Schindler met her first husband, Buckey O'Neill, while working as a school teacher. At the time he was editor of the Hoof and Horn newspaper. The couple were married on April 27, 1886. Their first child, "Buckey" Jr., was born January 1, 1887 and died two weeks later. They adopted a second son, Maurice, on October 15 the same year. O'Neill was widowed on July 1, 1898 when Buckey died during the Battle of San Juan Hill.[1] Life insurance of US$200,000 along with property in Phoenix and monies from her husband's onyx mine left her financially secure for many years to follow.[2] She remarried on May 16, 1901, wedding her late husband's brother, Eugene Brady O'Neill. Eugene was a Phoenix based lawyer who served two terms in the Council (upper house) of the Arizona Territorial Legislature before he committed suicide in 1918.[3]

The same year she lost her first husband, O'Neill was elected president of the Arizona Territorial Women's Suffrage Association while her friend Frances Munds was elected the group's secretary.[4] Unlike earlier suffrage leaders in the territory, such as Josephine Brawley Hughes, O'Neill and Munds reached out to Mormon ladies within the territory. This outreach enable to organization to lobby Mormon member of the territorial legislature to support legislation supporting women, the result being passage of a women's suffrage bill by the 22nd Arizona Territorial Legislature. The bill was later vetoed by Territorial Governor Alexander Brodie.[5]

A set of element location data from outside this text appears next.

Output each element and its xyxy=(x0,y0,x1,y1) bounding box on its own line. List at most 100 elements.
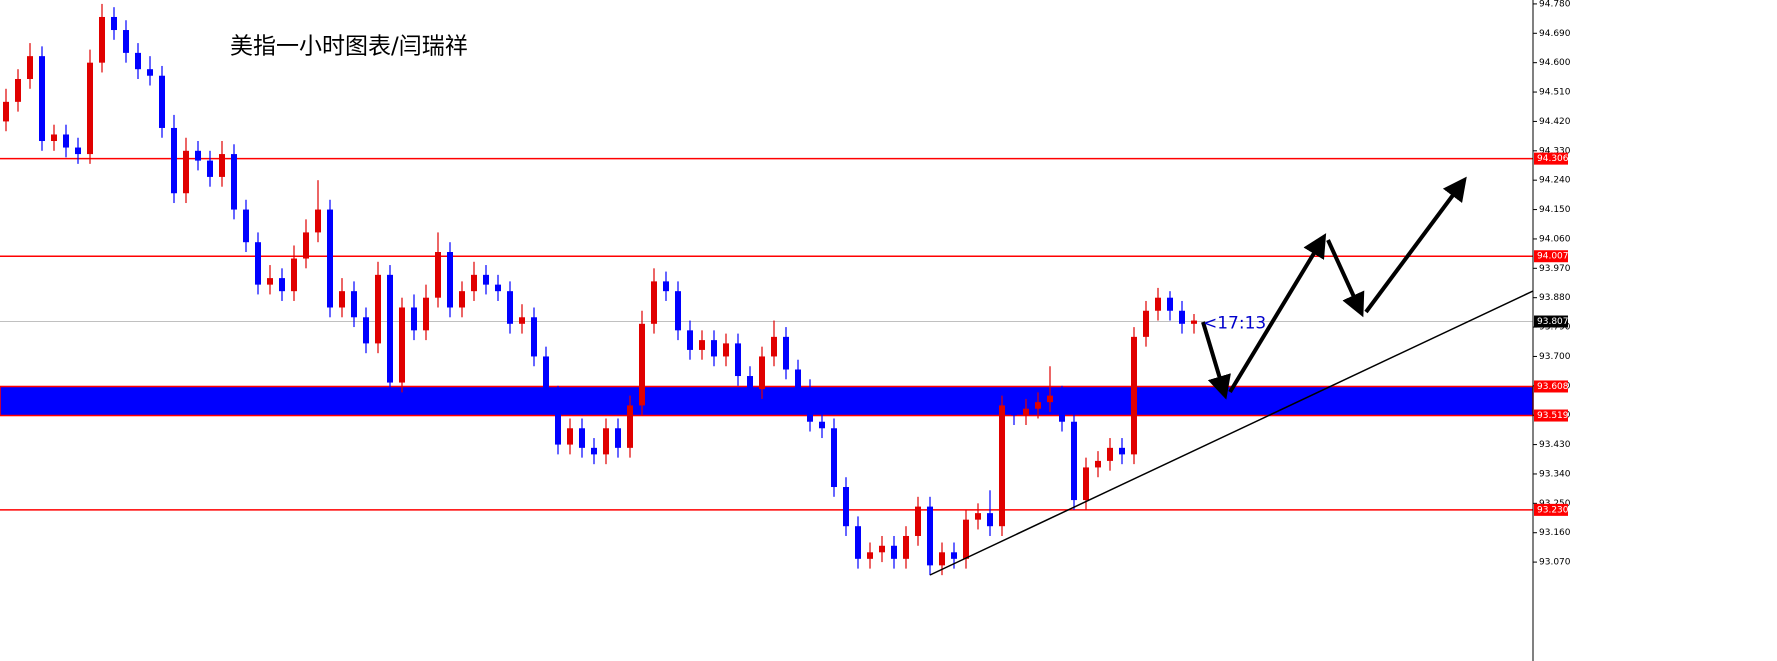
y-tick-label: 94.420 xyxy=(1539,117,1571,127)
candle-body xyxy=(75,147,81,155)
level-label: 94.306 xyxy=(1537,154,1569,164)
current-price-box xyxy=(1534,315,1568,328)
candle-body xyxy=(687,330,693,350)
candle-body xyxy=(471,274,477,292)
candle-body xyxy=(795,369,801,390)
candle-body xyxy=(363,317,369,344)
axis-layer: 94.780 94.690 94.600 94.510 94.420 94.330 94.2… xyxy=(1203,0,1571,568)
candle-body xyxy=(843,487,849,527)
candle-body xyxy=(279,278,285,292)
y-tick-label: 93.070 xyxy=(1539,558,1571,568)
arrow xyxy=(1364,176,1467,314)
candle-body xyxy=(699,340,705,350)
candle-body xyxy=(927,506,933,566)
candle-body xyxy=(771,336,777,357)
candle-body xyxy=(291,258,297,292)
candle-body xyxy=(135,52,141,70)
y-tick-label: 93.160 xyxy=(1539,528,1571,538)
candle-body xyxy=(183,150,189,194)
candle-body xyxy=(1047,395,1053,403)
candle-body xyxy=(867,552,873,559)
candle-body xyxy=(747,376,753,390)
candle-body xyxy=(951,552,957,559)
candle-body xyxy=(255,242,261,285)
candle-body xyxy=(219,154,225,177)
candle-body xyxy=(315,209,321,233)
candle-body xyxy=(1167,297,1173,311)
candle-body xyxy=(1107,447,1113,461)
level-box xyxy=(1534,250,1568,263)
candle-body xyxy=(1191,320,1197,324)
candle-body xyxy=(567,428,573,445)
candle-body xyxy=(723,343,729,357)
candle-body xyxy=(879,545,885,553)
candle-body xyxy=(3,101,9,122)
candle-body xyxy=(15,78,21,102)
candle-body xyxy=(555,395,561,445)
candle-body xyxy=(519,317,525,324)
candle-body xyxy=(1095,460,1101,468)
arrow xyxy=(1326,239,1365,318)
candle-body xyxy=(963,519,969,559)
zone-band xyxy=(0,385,1534,417)
candle-body xyxy=(111,16,117,31)
candle-body xyxy=(63,134,69,148)
candle-body xyxy=(819,421,825,429)
candle-body xyxy=(171,127,177,194)
countdown: <17:13 xyxy=(1203,314,1266,334)
y-tick-label: 94.330 xyxy=(1539,146,1571,156)
candle-body xyxy=(987,513,993,527)
candle-body xyxy=(435,251,441,298)
trend-line xyxy=(929,290,1534,576)
band-high-box xyxy=(1534,380,1568,393)
candle-body xyxy=(39,56,45,142)
candle-body xyxy=(411,307,417,331)
level-label: 93.230 xyxy=(1537,505,1569,515)
candle-body xyxy=(783,336,789,370)
candle-body xyxy=(303,232,309,259)
y-tick-label: 94.780 xyxy=(1539,0,1571,9)
candle-body xyxy=(207,160,213,177)
y-tick-label: 93.700 xyxy=(1539,352,1571,362)
candle-body xyxy=(939,552,945,566)
candle-body xyxy=(1143,310,1149,337)
arrow xyxy=(1201,321,1231,400)
candle-body xyxy=(195,150,201,161)
y-tick-label: 94.060 xyxy=(1539,234,1571,244)
y-tick-label: 94.690 xyxy=(1539,29,1571,39)
candle-body xyxy=(999,405,1005,527)
level-label: 94.007 xyxy=(1537,252,1569,262)
band-high-label: 93.608 xyxy=(1537,382,1569,392)
candle-body xyxy=(1071,421,1077,501)
candle-body xyxy=(483,274,489,285)
candle-body xyxy=(87,62,93,155)
candle-body xyxy=(711,340,717,357)
level-box xyxy=(1534,152,1568,165)
candle-body xyxy=(231,154,237,210)
candle-body xyxy=(651,281,657,324)
level-box xyxy=(1534,503,1568,516)
y-tick-label: 93.880 xyxy=(1539,293,1571,303)
candle-body xyxy=(1119,447,1125,455)
y-tick-label: 94.600 xyxy=(1539,58,1571,68)
candle-body xyxy=(807,389,813,422)
y-tick-label: 93.340 xyxy=(1539,469,1571,479)
y-tick-label: 93.250 xyxy=(1539,499,1571,509)
candle-body xyxy=(915,506,921,536)
band-low-label: 93.519 xyxy=(1537,411,1569,421)
candle-body xyxy=(531,317,537,357)
candle-body xyxy=(1035,402,1041,409)
arrow xyxy=(1228,233,1327,394)
candle-body xyxy=(339,291,345,308)
y-tick-label: 94.510 xyxy=(1539,88,1571,98)
candle-body xyxy=(507,291,513,324)
y-tick-label: 94.150 xyxy=(1539,205,1571,215)
candle-body xyxy=(447,251,453,308)
candle-body xyxy=(1179,310,1185,324)
candle-body xyxy=(243,209,249,243)
candle-body xyxy=(327,209,333,308)
candle-body xyxy=(675,291,681,331)
y-tick-label: 93.970 xyxy=(1539,264,1571,274)
candle-body xyxy=(1011,405,1017,416)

In 1910, with the convening of Arizona's Constitutional convention, O'Neill joined other suffrage leaders in lobbying for women to be granted the vote in the new constitution. Her personal appeal was that unless they had governmental representation, women should not be taxed. Failing to achieve the desired outcome, she joined with Munds to launch a ballot initiative. The suffrage initiative passed during the 1912 election.[5]

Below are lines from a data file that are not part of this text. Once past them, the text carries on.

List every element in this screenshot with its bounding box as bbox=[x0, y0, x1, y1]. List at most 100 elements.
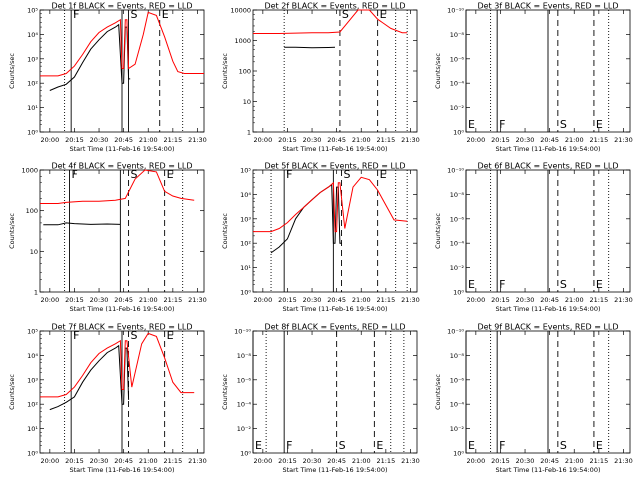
y-tick-label: 10⁻⁸ bbox=[450, 352, 465, 360]
x-tick-label: 20:15 bbox=[491, 136, 510, 144]
marker-label: S bbox=[560, 118, 567, 131]
x-tick-label: 20:00 bbox=[466, 136, 485, 144]
series-lld bbox=[253, 9, 408, 34]
y-tick-label: 10 bbox=[243, 98, 251, 106]
x-tick-label: 20:30 bbox=[303, 457, 322, 465]
x-tick-label: 21:00 bbox=[565, 457, 584, 465]
panel-title: Det 6f BLACK = Events, RED = LLD bbox=[477, 162, 618, 171]
series-lld bbox=[40, 332, 195, 398]
x-tick-label: 20:00 bbox=[40, 457, 59, 465]
panel-det-6: Det 6f BLACK = Events, RED = LLD 10⁰ 10⁻² 1… bbox=[434, 162, 633, 314]
panel-title: Det 2f BLACK = Events, RED = LLD bbox=[264, 2, 405, 11]
x-tick-label: 21:30 bbox=[401, 136, 420, 144]
x-tick-label: 21:30 bbox=[401, 457, 420, 465]
x-tick-label: 21:00 bbox=[352, 457, 371, 465]
x-tick-label: 21:30 bbox=[401, 296, 420, 304]
y-tick-label: 1000 bbox=[234, 37, 251, 45]
marker-label: F bbox=[73, 8, 79, 21]
y-tick-label: 10⁻² bbox=[450, 104, 465, 112]
y-tick-label: 10⁰ bbox=[240, 450, 251, 458]
x-tick-label: 21:30 bbox=[188, 457, 207, 465]
marker-label: F bbox=[499, 118, 505, 131]
y-tick-label: 10¹ bbox=[27, 425, 38, 433]
plot-frame bbox=[252, 9, 418, 133]
panel-title: Det 1f BLACK = Events, RED = LLD bbox=[51, 2, 192, 11]
marker-label: S bbox=[344, 168, 351, 181]
marker-label: E bbox=[468, 278, 475, 291]
y-axis-title: Counts/sec bbox=[8, 213, 16, 249]
x-axis-title: Start Time (11-Feb-16 19:54:00) bbox=[283, 305, 388, 313]
marker-label: S bbox=[131, 168, 138, 181]
x-tick-label: 20:45 bbox=[114, 457, 133, 465]
y-tick-label: 10² bbox=[27, 401, 38, 409]
x-tick-label: 20:45 bbox=[327, 296, 346, 304]
series-lld bbox=[253, 176, 408, 233]
marker-label: F bbox=[499, 439, 505, 452]
y-tick-label: 10⁻¹⁰ bbox=[447, 167, 464, 175]
marker-label: E bbox=[468, 118, 475, 131]
y-tick-label: 10⁻¹⁰ bbox=[234, 328, 251, 336]
x-tick-label: 20:45 bbox=[540, 457, 559, 465]
x-tick-label: 20:30 bbox=[303, 296, 322, 304]
panel-title: Det 3f BLACK = Events, RED = LLD bbox=[477, 2, 618, 11]
x-axis-title: Start Time (11-Feb-16 19:54:00) bbox=[70, 145, 175, 153]
x-tick-label: 21:15 bbox=[163, 457, 182, 465]
marker-label: S bbox=[131, 8, 138, 21]
x-tick-label: 20:15 bbox=[65, 296, 84, 304]
x-tick-label: 20:45 bbox=[327, 457, 346, 465]
panel-title: Det 9f BLACK = Events, RED = LLD bbox=[477, 323, 618, 332]
y-tick-label: 100 bbox=[239, 68, 251, 76]
marker-label: E bbox=[255, 439, 262, 452]
panel-title: Det 7f BLACK = Events, RED = LLD bbox=[51, 323, 192, 332]
x-axis-title: Start Time (11-Feb-16 19:54:00) bbox=[70, 305, 175, 313]
marker-label: F bbox=[286, 168, 292, 181]
panel-title: Det 4f BLACK = Events, RED = LLD bbox=[51, 162, 192, 171]
x-axis-title: Start Time (11-Feb-16 19:54:00) bbox=[283, 466, 388, 474]
y-tick-label: 10¹ bbox=[27, 104, 38, 112]
plot-frame bbox=[252, 169, 418, 293]
x-axis-title: Start Time (11-Feb-16 19:54:00) bbox=[496, 145, 601, 153]
series-events bbox=[49, 23, 131, 91]
y-tick-label: 10³ bbox=[27, 376, 38, 384]
panel-det-2: Det 2f BLACK = Events, RED = LLD 1 10 100 10… bbox=[221, 2, 420, 154]
x-tick-label: 20:45 bbox=[114, 296, 133, 304]
marker-label: E bbox=[596, 118, 603, 131]
y-tick-label: 10⁰ bbox=[27, 450, 38, 458]
marker-label: F bbox=[72, 168, 78, 181]
x-tick-label: 21:00 bbox=[352, 296, 371, 304]
x-tick-label: 20:00 bbox=[40, 296, 59, 304]
marker-label: S bbox=[339, 439, 346, 452]
x-tick-label: 21:00 bbox=[139, 136, 158, 144]
marker-label: E bbox=[167, 168, 174, 181]
panel-title: Det 8f BLACK = Events, RED = LLD bbox=[264, 323, 405, 332]
y-tick-label: 10⁻⁶ bbox=[450, 376, 465, 384]
y-tick-label: 10⁻⁴ bbox=[450, 240, 465, 248]
y-tick-label: 10⁻² bbox=[237, 425, 252, 433]
series-lld bbox=[40, 169, 195, 204]
marker-label: S bbox=[560, 278, 567, 291]
x-tick-label: 21:00 bbox=[139, 296, 158, 304]
marker-label: F bbox=[499, 278, 505, 291]
y-tick-label: 10⁵ bbox=[27, 7, 38, 15]
y-tick-label: 10⁻⁴ bbox=[237, 401, 252, 409]
x-tick-label: 20:00 bbox=[253, 296, 272, 304]
panel-det-1: Det 1f BLACK = Events, RED = LLD 10⁰ 10¹ 10… bbox=[8, 2, 207, 154]
y-tick-label: 10² bbox=[240, 240, 251, 248]
marker-label: E bbox=[162, 8, 169, 21]
y-axis-title: Counts/sec bbox=[8, 374, 16, 410]
x-axis-title: Start Time (11-Feb-16 19:54:00) bbox=[283, 145, 388, 153]
x-tick-label: 21:15 bbox=[163, 296, 182, 304]
x-tick-label: 21:30 bbox=[188, 296, 207, 304]
y-axis-title: Counts/sec bbox=[8, 53, 16, 89]
y-axis-title: Counts/sec bbox=[221, 53, 229, 89]
y-axis-title: Counts/sec bbox=[434, 374, 442, 410]
x-axis-title: Start Time (11-Feb-16 19:54:00) bbox=[496, 466, 601, 474]
y-tick-label: 10⁴ bbox=[27, 352, 38, 360]
x-tick-label: 20:30 bbox=[90, 296, 109, 304]
y-tick-label: 10⁵ bbox=[240, 167, 251, 175]
y-axis-title: Counts/sec bbox=[434, 213, 442, 249]
x-tick-label: 20:30 bbox=[516, 296, 535, 304]
panel-det-9: Det 9f BLACK = Events, RED = LLD 10⁰ 10⁻² 1… bbox=[434, 323, 633, 475]
y-tick-label: 10⁴ bbox=[27, 31, 38, 39]
x-tick-label: 20:00 bbox=[466, 296, 485, 304]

O'Neill's first government position came with an appointment to the Yavapai County Board of Examiners. This was followed in 1917 with her election to the first of two terms in the Arizona Legislature. As a member of the legislature she supported a variety of children's and women's issues, including her vote for ratification of the 19th Amendment to the United States Constitution.[1]

In 1924, O'Neill moved to Los Angeles, California. She remained active in a variety of civic and charitable causes, even winning a commendation from the American Red Cross for her aid to soldiers and their families during the Second World War. She died in Hollywood, California on January 12, 1961 and was buried in Los Angeles' Calvary Cemetery.[1]

References[edit]

  1. ^ a b c d Foster, Anne (July 19, 1998). "There Was A Lot More To Pauline O'Neill Than Buckey". The Daily Courier. pp. 6A. 
  2. ^ Walker, Dale L. (1997). Rough Rider Buckey O'Neill of Arizona. Lincoln: University of Nebraska Press. p. 183. ISBN 0-585-26790-1. 
  3. ^ "Eugene Brad O'Neill Commits Suicide". Graham Guirdian, Graham County, AZ. 20 July 1917. p. 1. 
  4. ^ Simpson, Claudette (March 22, 1998). "Frances Munds and Arizona's history of suffrage". The Sunday Courier. pp. 6C. 
  5. ^ a b Osselaer, Heidi J. (2003). "Arizona Political Women". In Bakken, Gordon Morris & Farrington, Brenda. Encyclopedia of women in the American West. Thousand Oaks, California: SAGE. pp. 13–20. ISBN 978-0-7619-2356-5.